Nel Museo Archivio Giosuè Carducci, a Castagneto Carducci, fra i cimeli appartenuti al poeta toscano ci sono anche molte bozze di poesie, soprattutto quelle legate al territorio natio tanto amato e decantato, che nel 1906, pochi mesi prima della sua morte, gli valsero il Premio Nobel per la letteratura, facendolo passare alla storia come il primo italiano in assoluto a vincerlo.

Il museo, inaugurato per il 75° anniversario dalla sua morte e poi rinnovato nel 2007 per il centenario, ripercorre la vita del poeta attraverso libri, riviste, materiale iconografico di persone e luoghi diventati per sempre “carducciani”.

Museo Naturalistico Archeologico “Paolo Barrasso”

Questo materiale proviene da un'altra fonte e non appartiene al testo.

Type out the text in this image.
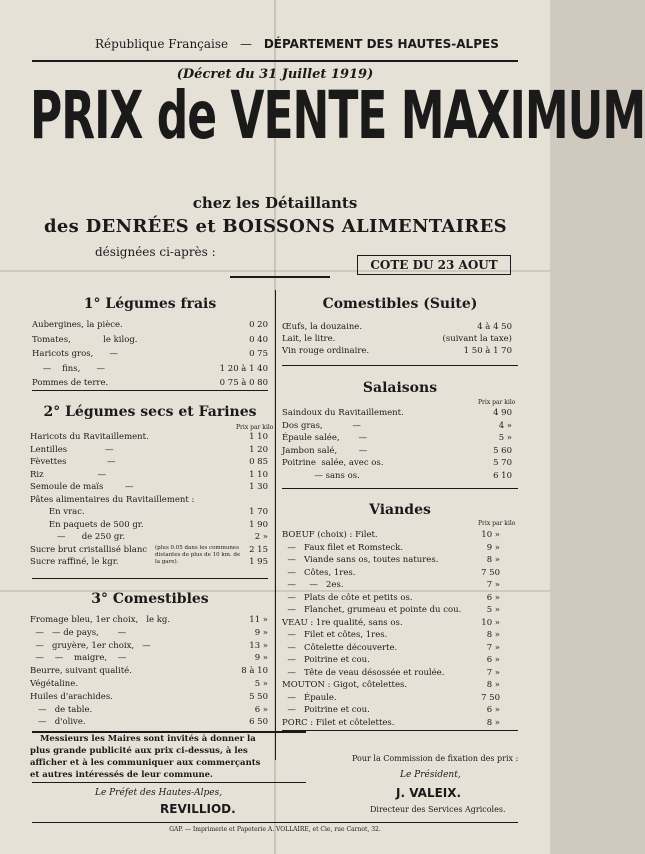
République Française — DÉPARTEMENT DES HAUTES-ALPES
(Décret du 31 Juillet 1919)
PRIX de VENTE MAXIMUM
chez les Détaillants
des DENRÉES et BOISSONS ALIMENTAIRES
désignées ci-après :
COTE DU 23 AOUT
1° Légumes frais
Aubergines, la pièce.	0 20
Tomates,            le kilog.	0 40
Haricots gros,      —	0 75
—    fins,      —	1 20 à 1 40
Pommes de terre.	0 75 à 0 80
2° Légumes secs et Farines
Prix par kilo
Haricots du Ravitaillement.	1 10
Lentilles              —	1 20
Fèvettes               —	0 85
Riz                    —	1 10
Semoule de maïs        —	1 30
Pâtes alimentaires du Ravitaillement :
En vrac.	1 70
En paquets de 500 gr.	1 90
—      de 250 gr.	2 »
Sucre brut cristallisé blanc	2 15
Sucre raffiné, le kgr.	1 95
(plus 0.05 dans les communes distantes de plus de 10 km. de la gare).
3° Comestibles
Fromage bleu, 1er choix,   le kg.	11 »
—   — de pays,       —	9 »
—   gruyère, 1er choix,   —	13 »
—    —    maigre,    —	9 »
Beurre, suivant qualité.	8 à 10
Végétaline.	5 »
Huiles d'arachides.	5 50
—   de table.	6 »
—   d'olive.	6 50
Messieurs les Maires sont invités à donner la
plus grande publicité aux prix ci-dessus, à les
afficher et à les communiquer aux commerçants
et autres intéressés de leur commune.
Le Préfet des Hautes-Alpes,
REVILLIOD.
Comestibles (Suite)
Œufs, la douzaine.	4 à 4 50
Lait, le litre.	(suivant la taxe)
Vin rouge ordinaire.	1 50 à 1 70
Salaisons
Prix par kilo
Saindoux du Ravitaillement.	4 90
Dos gras,           —	4 »
Épaule salée,       —	5 »
Jambon salé,        —	5 60
Poitrine  salée, avec os.	5 70
— sans os.	6 10
Viandes
Prix par kilo
BOEUF (choix) : Filet.	10 »
—   Faux filet et Romsteck.	9 »
—   Viande sans os, toutes natures.	8 »
—   Côtes, 1res.	7 50
—     —   2es.	7 »
—   Plats de côte et petits os.	6 »
—   Flanchet, grumeau et pointe du cou.	5 »
VEAU : 1re qualité, sans os.	10 »
—   Filet et côtes, 1res.	8 »
—   Côtelette découverte.	7 »
—   Poitrine et cou.	6 »
—   Tête de veau désossée et roulée.	7 »
MOUTON : Gigot, côtelettes.	8 »
—   Épaule.	7 50
—   Poitrine et cou.	6 »
PORC : Filet et côtelettes.	8 »
Pour la Commission de fixation des prix :
Le Président,
J. VALEIX.
Directeur des Services Agricoles.
GAP. — Imprimerie et Papeterie A. VOLLAIRE, et Cie, rue Carnot, 32.
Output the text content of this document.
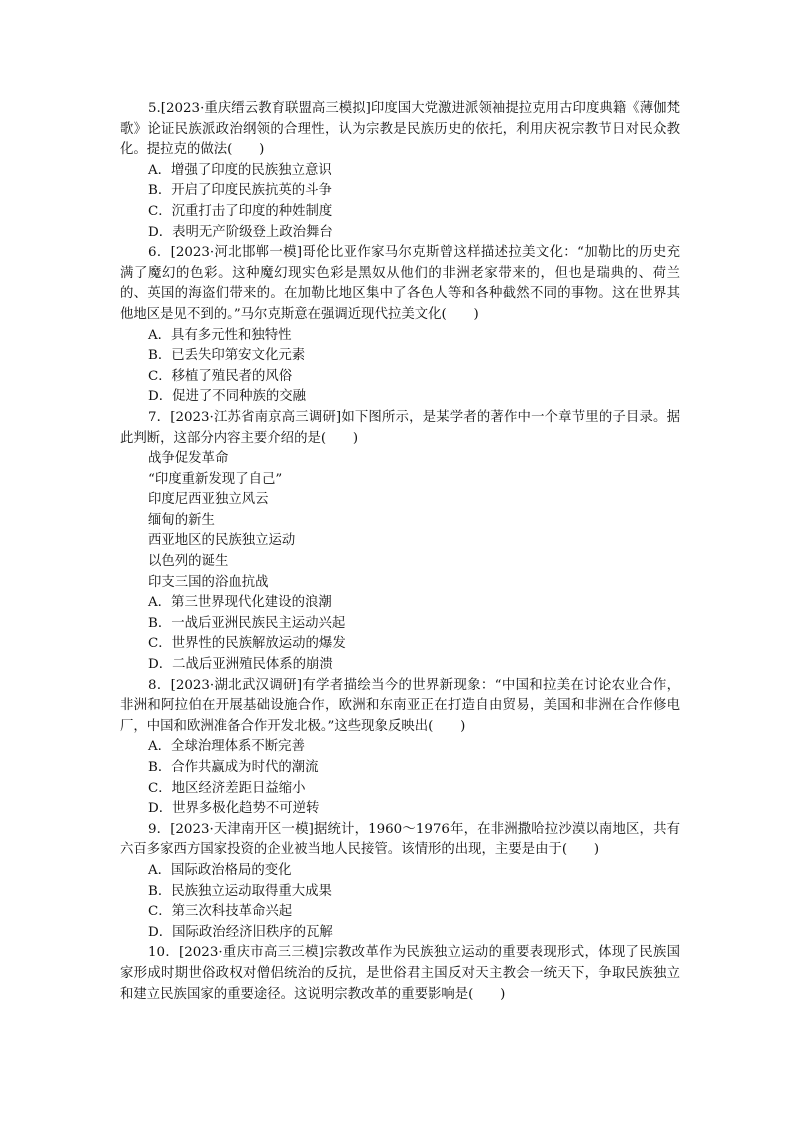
5.[2023·重庆缙云教育联盟高三模拟]印度国大党激进派领袖提拉克用古印度典籍《薄伽梵歌》论证民族派政治纲领的合理性，认为宗教是民族历史的依托，利用庆祝宗教节日对民众教化。提拉克的做法(　　)

A．增强了印度的民族独立意识

B．开启了印度民族抗英的斗争

C．沉重打击了印度的种姓制度

D．表明无产阶级登上政治舞台

6．[2023·河北邯郸一模]哥伦比亚作家马尔克斯曾这样描述拉美文化：“加勒比的历史充满了魔幻的色彩。这种魔幻现实色彩是黑奴从他们的非洲老家带来的，但也是瑞典的、荷兰的、英国的海盗们带来的。在加勒比地区集中了各色人等和各种截然不同的事物。这在世界其他地区是见不到的。”马尔克斯意在强调近现代拉美文化(　　)

A．具有多元性和独特性

B．已丢失印第安文化元素

C．移植了殖民者的风俗

D．促进了不同种族的交融

7．[2023·江苏省南京高三调研]如下图所示，是某学者的著作中一个章节里的子目录。据此判断，这部分内容主要介绍的是(　　)

战争促发革命

“印度重新发现了自己”

印度尼西亚独立风云

缅甸的新生

西亚地区的民族独立运动

以色列的诞生

印支三国的浴血抗战

A．第三世界现代化建设的浪潮

B．一战后亚洲民族民主运动兴起

C．世界性的民族解放运动的爆发

D．二战后亚洲殖民体系的崩溃

8．[2023·湖北武汉调研]有学者描绘当今的世界新现象：“中国和拉美在讨论农业合作，非洲和阿拉伯在开展基础设施合作，欧洲和东南亚正在打造自由贸易，美国和非洲在合作修电厂，中国和欧洲准备合作开发北极。”这些现象反映出(　　)

A．全球治理体系不断完善

B．合作共赢成为时代的潮流

C．地区经济差距日益缩小

D．世界多极化趋势不可逆转

9．[2023·天津南开区一模]据统计，1960～1976年，在非洲撒哈拉沙漠以南地区，共有六百多家西方国家投资的企业被当地人民接管。该情形的出现，主要是由于(　　)

A．国际政治格局的变化

B．民族独立运动取得重大成果

C．第三次科技革命兴起

D．国际政治经济旧秩序的瓦解

10．[2023·重庆市高三三模]宗教改革作为民族独立运动的重要表现形式，体现了民族国家形成时期世俗政权对僧侣统治的反抗，是世俗君主国反对天主教会一统天下，争取民族独立和建立民族国家的重要途径。这说明宗教改革的重要影响是(　　)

Paolo Barrasso era un biologo del Corpo Forestale dello Stato, ma soprattutto un innamorato del suo territorio, l’Abruzzo, e in particolare della Majella. Per questo, nel 1986, il Centro Visitatori del Parco Nazionale della Majella è stato intitolato a lui e alla sua appassionata attività a tutela della natura di quest’oasi nel cuore dell’Italia. Il Centro nasce con lo scopo di illustrare alcuni degli aspetti più significativi del Parco Nazionale e tutti i diversi habitat, dai vasti pianori di alta quota attorno alla vetta del Monte Amaro (2793 metri) alle mughete, dalle estese faggete ai querceti, per un totale di oltre 2100 specie vegetali censite, che insieme rappresentano un terzo di tutta la flora nazionale. Qui a Caramanico, nota stazione termale, si trova dunque il Centro Visitatori, al cui interno è collocato il Museo Naturalistico-Archeologico, anch’esso intitolato a Paolo Barrasso, composto da numerose sezioni, fra cui la sezione geologica, archeologica e quella dedicata al Progetto Lontra. Molte le attività di didattica ambientale proposte, che ne fanno un importante punto di riferimento per la ricerca scientifica.

Borgo di Abbateggio

Si trova sempre un buon motivo per percorrere quei 40 km che da Pescara portano verso l’interno andare, fino ad Abbateggio, insignito della targa dei “Borghi più belli d’Italia”. Ci si va se si è appassionati di arte, archeologia, paleontologia e natura. Nel centro del borgo, per esempio, si visita la Parrocchia di San Lorenzo Martire, che il 10 agosto festeggia il Santo Patrono, prima tappa religiosa di un “tour” che prosegue col Santuario della Madonna dell’Elcina, luogo sacro legato alla leggenda di due pastorelli muti di Abbateggio, che qui videro un quadro che rappresentava la Madonna seduta su un albero con in braccio Gesù Bambino. La Signora avrebbe chiesto ai pastorelli di erigere la Chiesa su quel colle, e così fu, per poi essere riedificata nel 1927 sull’antica costruzione. Oggi il Santuario presenta una facciata in blocchi di pietra con un portale chiuso da una vetrata artistica con motivo in ferro battuto restaurato. Sull’altare maggiore è conservata la statua della Madonna in terracotta dipinta, del Quattrocento, e sotto l’altare un tronco di elce, traccia dell’antico albero sul quale apparve la Vergine. Illustra invece le architetture povere tipiche dell’ambiente agro-pastorale abruzzese l’Ecomuseo del Paleolitico – Villaggio Tholos, museo all’aperto con sei capanne ricostruite in pietra a secco, parte di un percorso didattico e conoscitivo che mette in evidenza come l’uomo e la natura hanno interagito nei secoli, a partire da 500.000 mila anni fa. Imperdibile per tutti la sosta alla celebre Cascata di Cusano, assaggio di ciò che sa regalare il Parco Nazionale della Majella.